Boundary time - the integration won’t continue beyond it. It also determines the direction of the integration.

max_step : float, optional

Maximum allowed step size. Default is np.inf, i.e. the step size is not bounded and determined solely by the solver.

rtol, atol : float and array_like, optional

Relative and absolute tolerances. The solver keeps the local error estimates less than atol + rtol * abs(y). Here rtol controls a relative accuracy (number of correct digits). But if a component of y is approximately below atol, the error only needs to fall within the same atol threshold, and the number of correct digits is not guaranteed. If components of y have different scales, it might be beneficial to set different atol values for different components by passing array_like with shape (n,) for atol. Default values are 1e-3 for rtol and 1e-6 for atol.
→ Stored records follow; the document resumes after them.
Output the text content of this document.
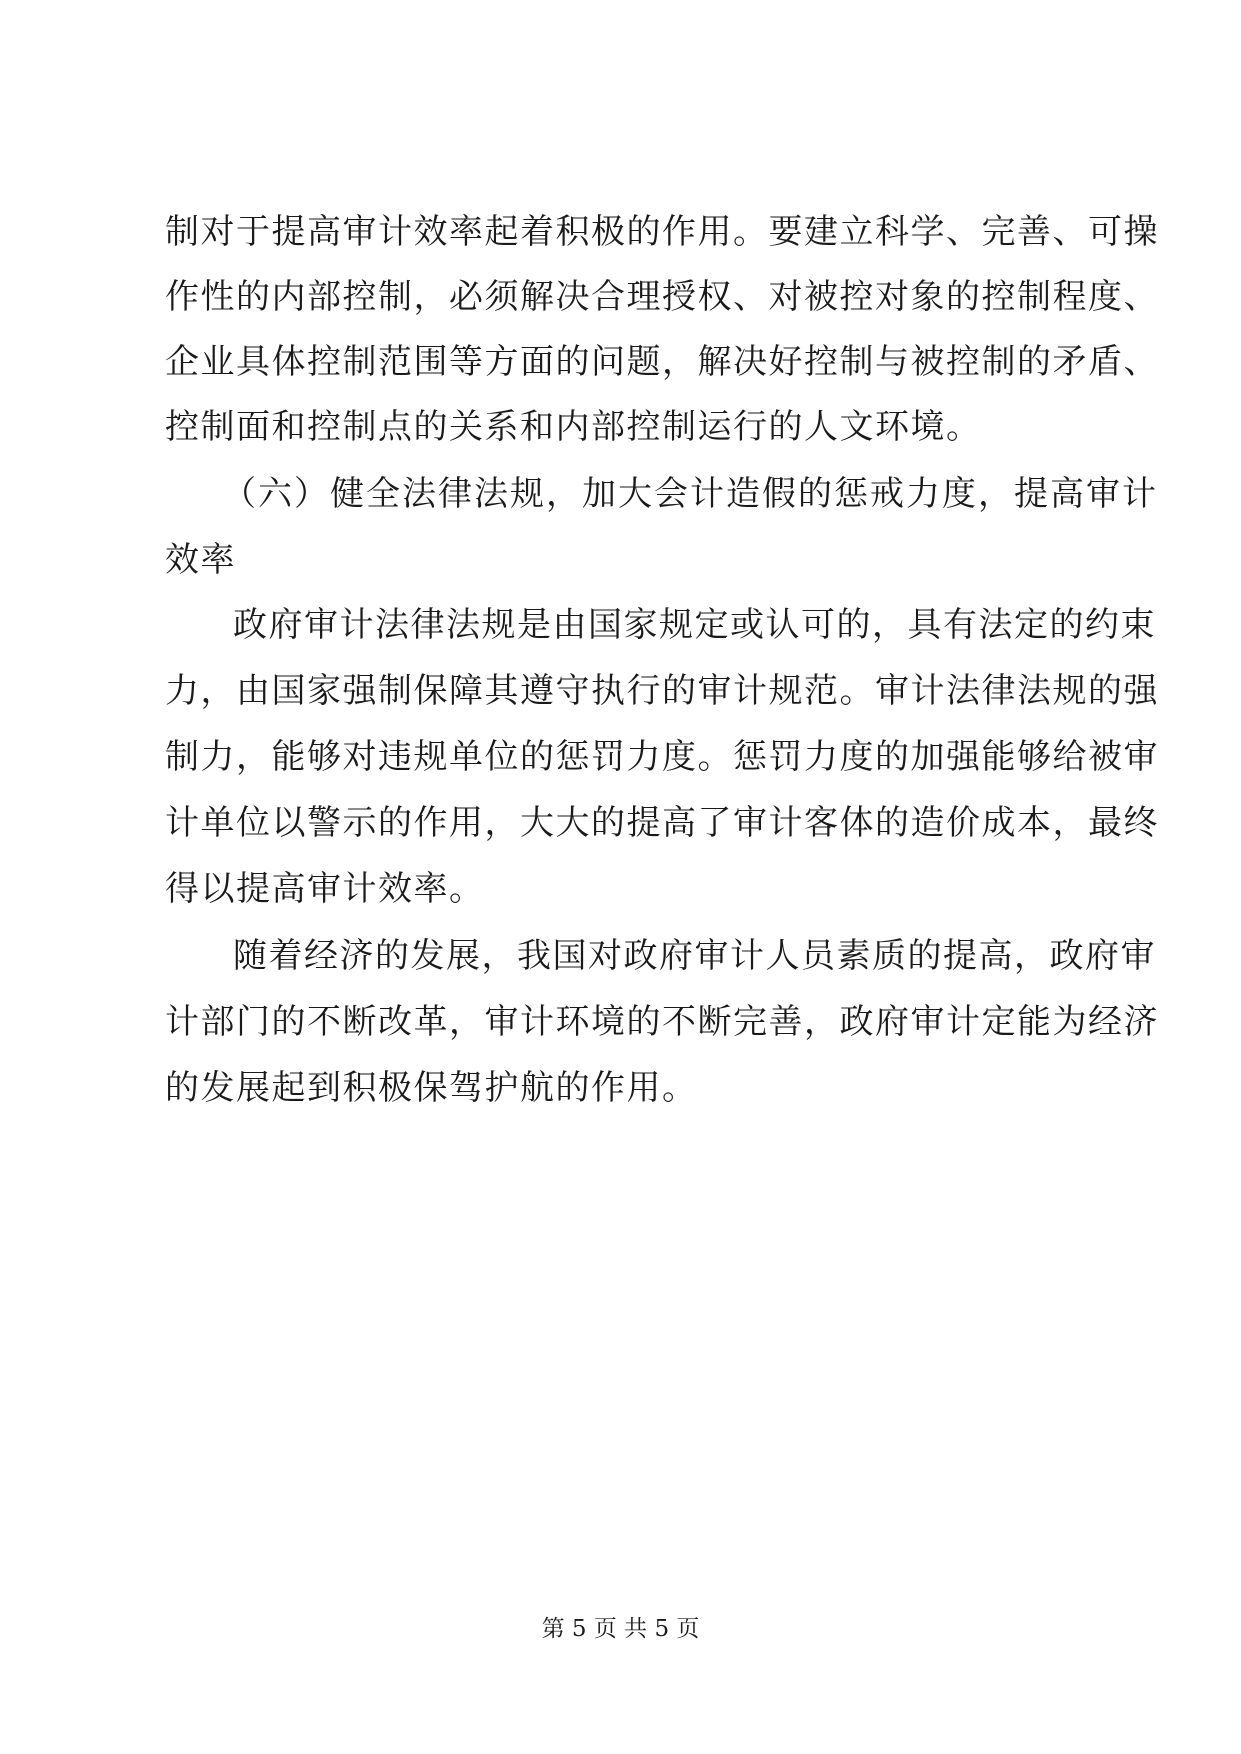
制对于提高审计效率起着积极的作用。要建立科学、完善、可操
作性的内部控制，必须解决合理授权、对被控对象的控制程度、
企业具体控制范围等方面的问题，解决好控制与被控制的矛盾、
控制面和控制点的关系和内部控制运行的人文环境。
（六）健全法律法规，加大会计造假的惩戒力度，提高审计
效率
政府审计法律法规是由国家规定或认可的，具有法定的约束
力，由国家强制保障其遵守执行的审计规范。审计法律法规的强
制力，能够对违规单位的惩罚力度。惩罚力度的加强能够给被审
计单位以警示的作用，大大的提高了审计客体的造价成本，最终
得以提高审计效率。
随着经济的发展，我国对政府审计人员素质的提高，政府审
计部门的不断改革，审计环境的不断完善，政府审计定能为经济
的发展起到积极保驾护航的作用。
第 5 页 共 5 页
jac : {None, array_like, sparse_matrix, callable}, optional

Jacobian matrix of the right-hand side of the system with respect to y, required by this method. The Jacobian matrix has shape (n, n) and its element (i, j) is equal to d f_i / d y_j. There are three ways to define the Jacobian:

  • If array_like or sparse_matrix, the Jacobian is assumed to be constant.
  • If callable, the Jacobian is assumed to depend on both t and y; it will be called as jac(t, y) as necessary. For the ‘Radau’ and ‘BDF’ methods, the return value might be a sparse matrix.
  • If None (default), the Jacobian will be approximated by finite differences.

It is generally recommended to provide the Jacobian rather than relying on a finite-difference approximation.
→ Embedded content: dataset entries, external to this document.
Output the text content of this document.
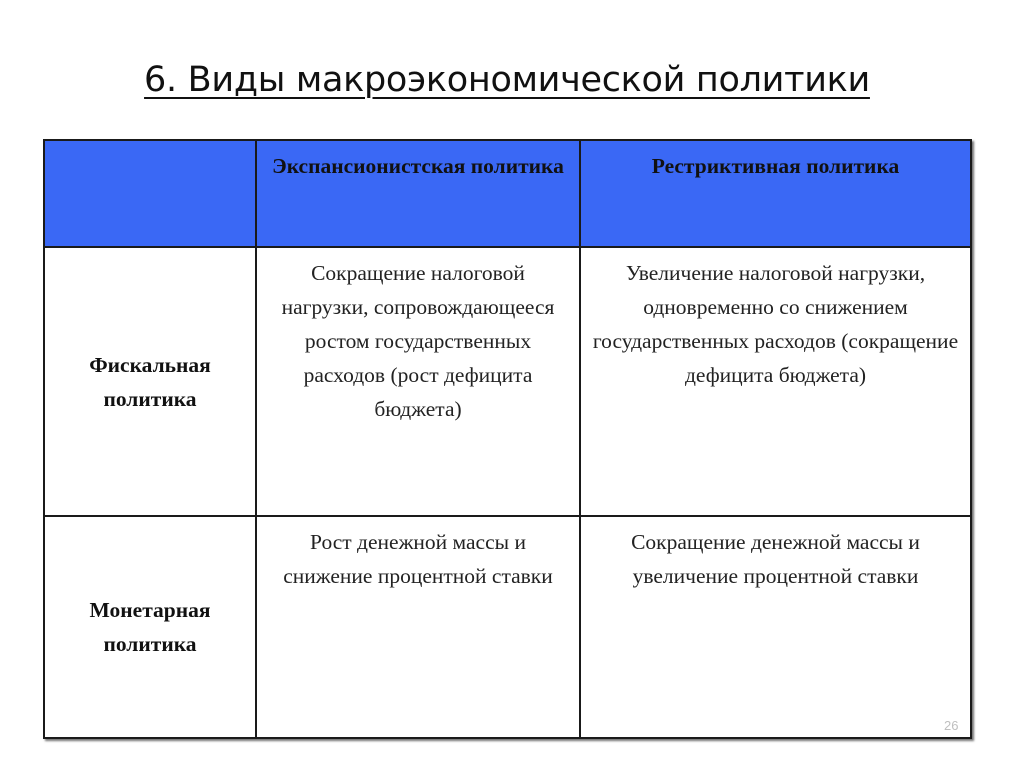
6. Виды макроэкономической политики
	Экспансионистская политика	Рестриктивная политика
Фискальная политика	Сокращение налоговой нагрузки, сопровождающееся ростом государственных расходов (рост дефицита бюджета)	Увеличение налоговой нагрузки, одновременно со снижением государственных расходов (сокращение дефицита бюджета)
Монетарная политика	Рост денежной массы и снижение процентной ставки	Сокращение денежной массы и увеличение процентной ставки
26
jac_sparsity : {None, array_like, sparse matrix}, optional

Defines a sparsity structure of the Jacobian matrix for a finite-difference approximation. Its shape must be (n, n). This argument is ignored if jac is not None. If the Jacobian has only few non-zero elements in each row, providing the sparsity structure will greatly speed up the computations [2]. A zero entry means that a corresponding element in the Jacobian is always zero. If None (default), the Jacobian is assumed to be dense.
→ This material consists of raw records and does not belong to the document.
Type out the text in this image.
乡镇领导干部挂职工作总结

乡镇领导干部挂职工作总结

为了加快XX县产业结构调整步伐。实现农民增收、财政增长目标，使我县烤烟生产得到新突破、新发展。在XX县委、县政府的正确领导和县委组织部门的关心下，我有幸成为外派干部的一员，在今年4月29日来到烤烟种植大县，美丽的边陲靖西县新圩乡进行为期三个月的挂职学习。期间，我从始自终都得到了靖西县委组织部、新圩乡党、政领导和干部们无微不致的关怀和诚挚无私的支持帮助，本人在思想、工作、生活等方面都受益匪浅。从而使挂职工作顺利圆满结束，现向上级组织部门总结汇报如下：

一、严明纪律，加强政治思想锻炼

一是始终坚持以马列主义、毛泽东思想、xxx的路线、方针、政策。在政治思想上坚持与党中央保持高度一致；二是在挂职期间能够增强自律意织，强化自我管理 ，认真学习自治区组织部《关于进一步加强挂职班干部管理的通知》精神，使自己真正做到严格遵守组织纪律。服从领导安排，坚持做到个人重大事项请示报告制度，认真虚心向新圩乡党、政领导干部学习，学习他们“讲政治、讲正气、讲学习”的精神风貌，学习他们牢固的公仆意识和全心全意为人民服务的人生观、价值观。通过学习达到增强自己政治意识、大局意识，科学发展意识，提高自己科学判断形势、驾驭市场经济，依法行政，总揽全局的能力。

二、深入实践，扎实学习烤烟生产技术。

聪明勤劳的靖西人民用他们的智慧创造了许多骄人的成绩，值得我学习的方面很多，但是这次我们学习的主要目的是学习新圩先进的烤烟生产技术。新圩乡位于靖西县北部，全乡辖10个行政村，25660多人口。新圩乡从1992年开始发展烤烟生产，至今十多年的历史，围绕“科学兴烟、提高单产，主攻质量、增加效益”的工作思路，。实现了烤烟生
vectorized : bool, optional

Whether fun is implemented in a vectorized fashion. Default is False.

References

[1](1, 2) E. Hairer, G. Wanner, “Solving Ordinary Differential Equations II: Stiff and Differential-Algebraic Problems”, Sec. IV.8.
[2](1, 2) A. Curtis, M. J. D. Powell, and J. Reid, “On the estimation of sparse Jacobian matrices”, Journal of the Institute of Mathematics and its Applications, 13, pp. 117-120, 1974.
Attributes:
n : int

Number of equations.

status : string

Current status of the solver: ‘running’, ‘finished’ or ‘failed’.

t_bound : float

Boundary time.

direction : float

Integration direction: +1 or -1.

t : float

Current time.

y : ndarray

Current state.

t_old : float

Previous time. None if no steps were made yet.

step_size : float

Size of the last successful step. None if no steps were made yet.

nfev : int

Number of evaluations of the right-hand side.

njev : int

Number of evaluations of the Jacobian.

nlu : int

Number of LU decompositions.

Methods

dense_output() Compute a local interpolant over the last successful step.
step() Perform one integration step.